October 4, 2017

Twins lose 13th postseason game to Yankees

What do the Twins have to do to beat the New York Yankees?

That’s what I’m asking myself tonight after the Twins fell to 2-13 vs. the Yankees in the postseason since 2003, including Tuesday’s 8-4 loss in the American League wild card playoff game.

The Twins came out swinging and quickly took a 3-0 lead. If that was the plan, it worked because starter Luis Severino was removed from the game after only one-third of an inning.

But the Twins gave that lead right back after Twins’ starter Ervin Santana served up a three-run home run. He was done after two innings and then both teams went to their bullpens.

Attacking Severino was the right call, but after that the Twins showed no patience at the plate — the team drew only four walks — and struck out 13 times as a team. Byron Buxton also hurt himself after making another fine catch in center field.

I also have a small nit with manager Paul Molitor. Why not leave reliever Taylor Rogers in the game after he had no trouble striking out his batter?
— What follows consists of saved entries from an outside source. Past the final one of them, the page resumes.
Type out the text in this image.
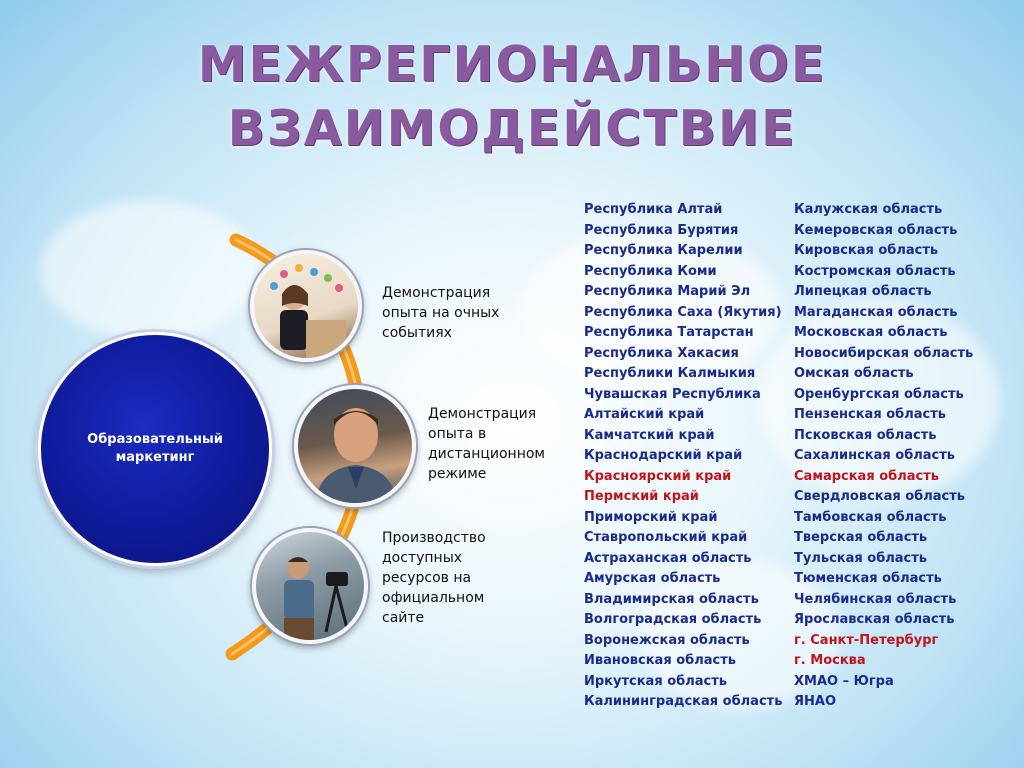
МЕЖРЕГИОНАЛЬНОЕ
ВЗАИМОДЕЙСТВИЕ
Образовательный маркетинг
Демонстрация опыта на очных событиях
Демонстрация опыта в дистанционном режиме
Производство доступных ресурсов на официальном сайте
Республика Алтай
Республика Бурятия
Республика Карелии
Республика Коми
Республика Марий Эл
Республика Саха (Якутия)
Республика Татарстан
Республика Хакасия
Республики Калмыкия
Чувашская Республика
Алтайский край
Камчатский край
Краснодарский край
Красноярский край
Пермский край
Приморский край
Ставропольский край
Астраханская область
Амурская область
Владимирская область
Волгоградская область
Воронежская область
Ивановская область
Иркутская область
Калининградская область
Калужская область
Кемеровская область
Кировская область
Костромская область
Липецкая область
Магаданская область
Московская область
Новосибирская область
Омская область
Оренбургская область
Пензенская область
Псковская область
Сахалинская область
Самарская область
Свердловская область
Тамбовская область
Тверская область
Тульская область
Тюменская область
Челябинская область
Ярославская область
г. Санкт-Петербург
г. Москва
ХМАО – Югра
ЯНАО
Instead, Molitor stuck with the lefty-righty matchup and brought in Alan Busenitz, who quickly walked in a run after he couldn’t throw strikes. At 7-4, it felt like the Twins had a chance and were still in the game. At 8-4, the game was over.
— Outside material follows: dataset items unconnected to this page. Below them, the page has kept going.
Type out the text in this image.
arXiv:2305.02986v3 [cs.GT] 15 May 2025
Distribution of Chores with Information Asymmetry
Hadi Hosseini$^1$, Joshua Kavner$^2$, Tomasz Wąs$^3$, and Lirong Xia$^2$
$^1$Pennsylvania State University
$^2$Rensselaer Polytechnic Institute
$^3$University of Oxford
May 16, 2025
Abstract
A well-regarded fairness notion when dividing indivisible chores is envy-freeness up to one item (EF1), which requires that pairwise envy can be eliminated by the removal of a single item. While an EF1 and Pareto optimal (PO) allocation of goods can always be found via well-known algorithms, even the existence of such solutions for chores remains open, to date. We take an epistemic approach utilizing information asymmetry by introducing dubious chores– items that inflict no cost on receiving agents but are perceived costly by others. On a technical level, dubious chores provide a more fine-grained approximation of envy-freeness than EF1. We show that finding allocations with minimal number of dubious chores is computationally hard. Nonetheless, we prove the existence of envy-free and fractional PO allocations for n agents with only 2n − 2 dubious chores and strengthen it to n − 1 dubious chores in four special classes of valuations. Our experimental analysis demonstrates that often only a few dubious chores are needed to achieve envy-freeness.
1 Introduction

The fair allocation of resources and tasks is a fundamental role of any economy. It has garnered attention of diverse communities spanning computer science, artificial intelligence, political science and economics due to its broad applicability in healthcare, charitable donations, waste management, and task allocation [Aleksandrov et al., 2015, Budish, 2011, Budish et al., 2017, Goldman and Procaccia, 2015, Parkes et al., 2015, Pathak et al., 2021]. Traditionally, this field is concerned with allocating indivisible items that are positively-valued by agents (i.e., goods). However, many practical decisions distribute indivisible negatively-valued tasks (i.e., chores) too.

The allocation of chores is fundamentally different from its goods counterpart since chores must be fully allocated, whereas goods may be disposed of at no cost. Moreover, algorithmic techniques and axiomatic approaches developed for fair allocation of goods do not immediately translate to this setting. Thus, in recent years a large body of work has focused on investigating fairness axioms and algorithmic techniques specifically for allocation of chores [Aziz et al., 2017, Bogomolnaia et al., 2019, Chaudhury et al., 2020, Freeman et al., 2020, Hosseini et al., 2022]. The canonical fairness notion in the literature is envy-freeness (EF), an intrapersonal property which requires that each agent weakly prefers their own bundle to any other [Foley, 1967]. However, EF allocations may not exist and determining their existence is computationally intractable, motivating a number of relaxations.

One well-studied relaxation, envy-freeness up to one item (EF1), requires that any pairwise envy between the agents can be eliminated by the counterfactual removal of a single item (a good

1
Now, the question is: Does Molitor keep his job? Nope. I think Falvey & Co. let him go.

Extra innings…

-The bright spots in Tuesday’s game: Brian Dozier homered, Eddie Rosario homered, Max Kepler doubled and Eduardo Escobar had two hits.


Hi, I’m Rolf Boone, Twins fan.

I became a fan of the Minnesota Twins after a friendly wager in the early 1980s. I survived Ron Davis, the meltdown in Cleveland, Phil Bradley at the Kingdome and then marveled at a rising generation of stars and two World Series wins in 1987 and 1991. Brad Radke made the 1990s bearable, while Kirby Puckett’s eye injury, exit from the game and eventual death made it almost too much to bear. The new century ushered in more talent — Joe Mauer, Johan Santana, Joe Nathan, Torii Hunter, Justin Morneau — and consecutive seasons of playoff baseball, followed by consecutive seasons of losing baseball. A winning season returned in 2015. So here we are. Go Twins.